A "double blind" is also known as a "catch-22." A "catch-22" is two opposing laws, with two different outcomes, that cancel each other out. That is exactly the game that the U.S. Government has been playing with Cannabis. On one hand, the FDA states that there is no proof of the medicinal properties of Cannabis. Yet, on the other hand, the Drug Enforcement Agency denies, or postpones Clinical trials. There is no proof because the U.S. Government will not allow scientists to obtain the proof. After this, the FDA merely announces that there is no "proof." The DEA has delayed, postponed, or rarely approved Clinical trials on Cannabis for 40 years. Consider this news report:


OPEN

FEDS ASK DEA TO EXPLAIN MARIJUANA RESEARCH BLOCK 

Anti-Cannabis activists in the government have used red tape for years. The "gold standard" proof...phase III Clinical trials...have not occurred.
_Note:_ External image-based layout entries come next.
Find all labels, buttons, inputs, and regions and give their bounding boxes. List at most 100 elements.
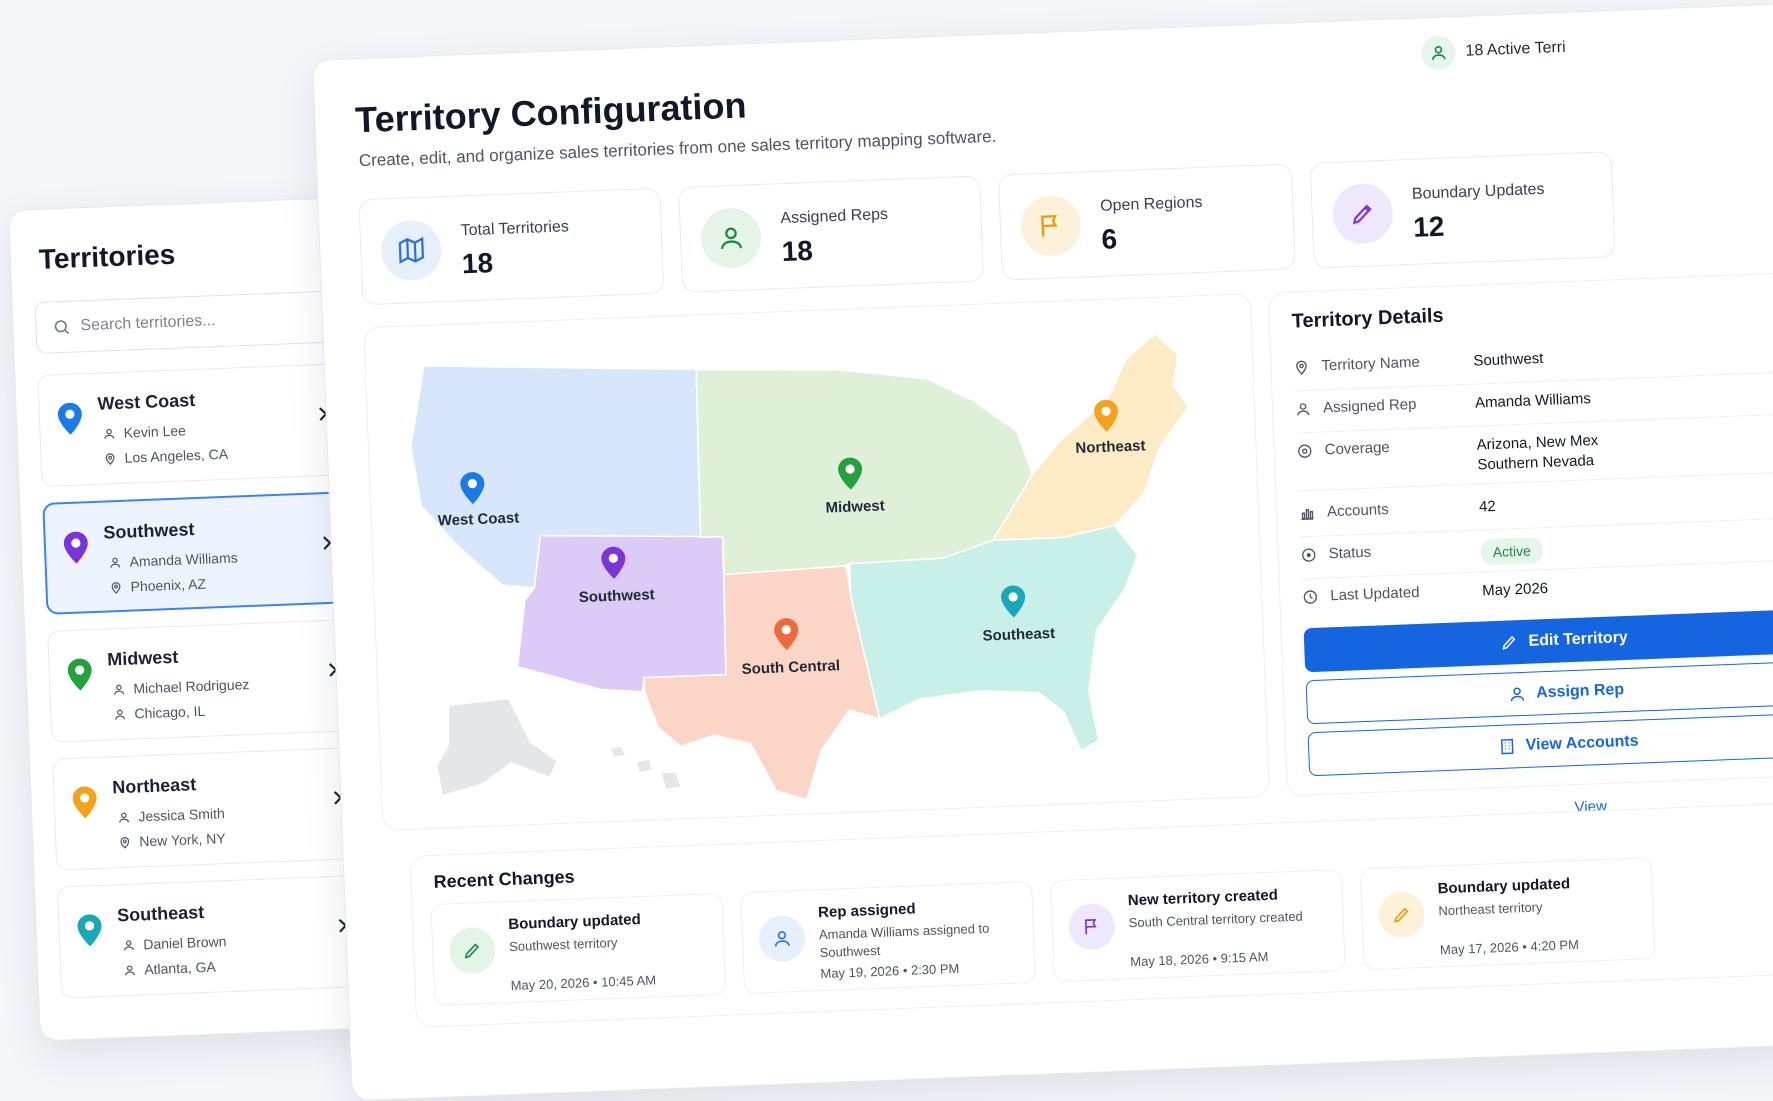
- edit-territory-button[interactable]: Edit Territory: [1304, 608, 1773, 672]
- change-description: Northeast territory: [1438, 895, 1639, 921]
- user-icon: [122, 938, 135, 951]
- flag-icon: [1081, 916, 1102, 937]
- territories-title: Territories: [38, 239, 176, 276]
- user-outline-icon: [1295, 400, 1312, 417]
- change-timestamp: May 19, 2026 • 2:30 PM: [820, 961, 959, 981]
- territory-name: Southwest: [103, 519, 195, 543]
- search-input[interactable]: Search territories...: [35, 290, 343, 354]
- territory-location: New York, NY: [139, 830, 226, 849]
- pencil-icon: [1349, 200, 1376, 227]
- territory-name: Southeast: [117, 902, 205, 926]
- label-southeast: Southeast: [982, 625, 1055, 645]
- user-icon: [772, 928, 793, 949]
- change-item[interactable]: New territory created South Central terr…: [1050, 869, 1346, 982]
- recent-changes-title: Recent Changes: [433, 867, 575, 893]
- coverage-line-2: Southern Nevada: [1477, 451, 1599, 476]
- stat-value: 18: [461, 247, 493, 280]
- clock-icon: [1302, 588, 1319, 605]
- detail-label: Assigned Rep: [1323, 396, 1417, 417]
- search-icon: [52, 318, 71, 337]
- change-title: Boundary updated: [508, 911, 641, 933]
- user-icon: [1429, 43, 1448, 62]
- territory-item-southeast[interactable]: Southeast Daniel Brown Atlanta, GA: [57, 875, 371, 999]
- territory-location: Los Angeles, CA: [124, 446, 228, 466]
- view-accounts-button[interactable]: View Accounts: [1308, 712, 1773, 776]
- user-icon: [123, 963, 136, 976]
- stat-value: 18: [781, 235, 813, 268]
- label-west-coast: West Coast: [437, 509, 519, 529]
- pencil-icon: [462, 940, 483, 961]
- map-pin-icon: [63, 531, 88, 564]
- user-icon: [1508, 685, 1527, 704]
- territory-rep: Amanda Williams: [129, 549, 238, 569]
- map-pin-icon: [57, 402, 82, 435]
- view-accounts-label: View Accounts: [1525, 733, 1639, 755]
- change-item[interactable]: Boundary updated Northeast territory May…: [1360, 857, 1656, 970]
- location-icon: [109, 580, 122, 593]
- pencil-icon: [1500, 633, 1519, 652]
- change-timestamp: May 20, 2026 • 10:45 AM: [510, 972, 656, 993]
- change-title: New territory created: [1128, 887, 1279, 910]
- change-title: Boundary updated: [1437, 875, 1570, 897]
- building-icon: [1497, 737, 1516, 756]
- pin-outline-icon: [1293, 358, 1310, 375]
- territory-location: Atlanta, GA: [144, 959, 216, 978]
- flag-icon: [1036, 211, 1065, 240]
- territory-item-west-coast[interactable]: West Coast Kevin Lee Los Angeles, CA: [37, 363, 351, 487]
- search-placeholder: Search territories...: [80, 312, 216, 335]
- territory-map-card: West Coast Southwest Midwest Northeast S…: [363, 293, 1270, 831]
- territory-rep: Michael Rodriguez: [133, 676, 249, 696]
- stat-label: Assigned Reps: [780, 206, 888, 228]
- map-icon: [396, 235, 427, 266]
- detail-value: Active: [1480, 537, 1543, 565]
- territory-rep: Jessica Smith: [138, 805, 225, 824]
- detail-label: Status: [1328, 544, 1371, 563]
- detail-value: Arizona, New MexSouthern Nevada: [1476, 431, 1599, 476]
- detail-label: Territory Name: [1321, 354, 1420, 375]
- user-icon: [112, 682, 125, 695]
- stat-value: 12: [1413, 211, 1445, 244]
- territory-location: Chicago, IL: [134, 703, 205, 722]
- territory-map[interactable]: West Coast Southwest Midwest Northeast S…: [364, 294, 1269, 830]
- location-icon: [118, 835, 131, 848]
- map-pin-icon: [72, 786, 97, 819]
- territory-item-southwest[interactable]: Southwest Amanda Williams Phoenix, AZ: [42, 491, 356, 615]
- status-badge: Active: [1480, 537, 1543, 565]
- target-icon: [1296, 442, 1313, 459]
- territory-item-midwest[interactable]: Midwest Michael Rodriguez Chicago, IL: [47, 619, 361, 743]
- user-icon: [113, 707, 126, 720]
- edit-territory-label: Edit Territory: [1528, 629, 1628, 651]
- territory-name: West Coast: [97, 390, 195, 415]
- detail-value: May 2026: [1482, 579, 1549, 602]
- stat-label: Open Regions: [1100, 194, 1203, 216]
- territory-item-northeast[interactable]: Northeast Jessica Smith New York, NY: [52, 747, 366, 871]
- map-pin-icon: [67, 658, 92, 691]
- change-item[interactable]: Rep assigned Amanda Williams assigned to…: [740, 881, 1036, 994]
- stat-value: 6: [1101, 223, 1118, 256]
- stat-card-boundary-updates: Boundary Updates 12: [1310, 151, 1616, 269]
- change-item[interactable]: Boundary updated Southwest territory May…: [430, 893, 726, 1006]
- stat-label: Total Territories: [460, 218, 569, 240]
- change-timestamp: May 18, 2026 • 9:15 AM: [1130, 949, 1269, 969]
- detail-label: Coverage: [1324, 439, 1390, 458]
- user-icon: [117, 810, 130, 823]
- territory-rep: Kevin Lee: [123, 422, 186, 440]
- map-pin-icon: [77, 914, 102, 947]
- assign-rep-button[interactable]: Assign Rep: [1306, 660, 1773, 724]
- status-icon: [1300, 546, 1317, 563]
- active-territories-text: 18 Active Terri: [1465, 39, 1566, 61]
- territory-configuration-panel: Territory Configuration Create, edit, an…: [312, 2, 1773, 1101]
- assign-rep-label: Assign Rep: [1536, 681, 1625, 702]
- user-icon: [108, 555, 121, 568]
- change-title: Rep assigned: [818, 900, 916, 921]
- pencil-icon: [1391, 904, 1412, 925]
- territory-name: Northeast: [112, 774, 197, 798]
- active-territories-badge: 18 Active Terri: [1421, 31, 1566, 71]
- stat-card-total-territories: Total Territories 18: [358, 188, 664, 306]
- region-hawaii: [611, 744, 681, 791]
- territory-name: Midwest: [107, 647, 179, 671]
- detail-label: Accounts: [1327, 501, 1389, 520]
- change-description: Amanda Williams assigned to Southwest: [819, 919, 1020, 963]
- change-description: South Central territory created: [1128, 907, 1329, 933]
- territory-details-card: Territory Details Territory Name Southwe…: [1268, 271, 1773, 796]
Because of this government inaction it is up to the patient to decide if this substance works for them. Some physicians have researched this substance, and will recommend it. But many will not, merely because the government has not approved it. And, it has not been approved because scientific research is being denied. Therefore, it is up to the people to consider the effectiveness, and safety of this substance.

It is recommended that any drug interactions are completely researched, before you use this substance.